Iron Mountain ski jump

Iron Mountain ski jump

Monday, March 22, 2021

ODDS & ENDS-Including house plants & bluetits [M, 3-22-20]

CHRIST IN WINTER: Reflections on Faith & Life for the Years of Winter

ODDS & ENDS-Including house plants & bluetits    [M, 3-22-20]

 


There is a story about the psychiatrist and proctologist who went into practice together and put up a sign on their office that said “Odds and Ends.” An alternate sign was “Rears and Queers,” but it’s the odds and the ends that interest me here. From time to time some little memory arises, or some small event happens, that is intriguing, but not long enough to write a whole column about it. So…

Like the time Judith Unger sat up in bed, completely asleep, and announced, “It was the Discipleship Committee,” and laid back down. She could remember nothing about it the next day, especially what the Discipleship Committee was guilty of, but her proclamation in the night has the feeling of Emile Zola’s “J’Accuse” or Nathan the prophet’s “Thou are the man.”

I recently wrote about how I tell cashiers and waiters that Helen and I qualify for the good-looks discount. Daughter Katie learned her lesson well, and when she and Patrick were buying a car, she told the salesman he should give them a $200 good looks discount. He looked perplexed and said he’d have to run it by the sales manager. He returned and said they could have a $100 discount. They’ve been arguing ever since about which one lost them $100 on that deal.

IU history prof, Rebecca Spang, says that she’s had an increasingly antagonistic relationship with her house plants as the pandemic has worn on. They were just always there. Then she realized that she was the one who had changed. They were just doing what they had always done, being where they had always been. She was the one who had changed, from the one who went away once in a while and then returned, to another one—like the house plants—who was always there.

Speaking of history profs: “He had all the illuminations of wisdom and none of its pedantry.” A statement in the obituary of Keith Hitchens, one of daughter Katie’s doctoral profs at the U of IL. What a wonderful way to be remembered. He was the world’s foremost historian of Eastern Europe. Katie once asked him how many languages he spoke. “Fifteen, if you count Mandarin and ancient Greek, but I need a dictionary for those two,” he said.
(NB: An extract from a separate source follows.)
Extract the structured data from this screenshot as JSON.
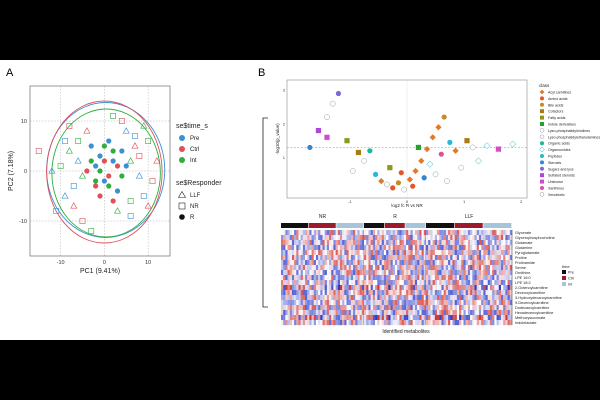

When my little sister, Margaret Ann, named for our Grandma Pond, was dying of cancer, her minister called on her often. Margey loved all nature, especially birds, and one day her minister told her that when he was a boy in Africa, the teacher told the class to draw a bluetit, which he did, and was quickly expelled from school. Margey’s daughter, Nicole, says that Margey always looked forward to his visits, because he always made her laugh. Now that’s a good pastor!

As baseball season is upon us, good advice to remember: “The secret to managing is to keep the guys who hate you away from the ones who are undecided.” Casey Stengel

Freud had his talking cure. Jesus has his walking cure: “Follow me.”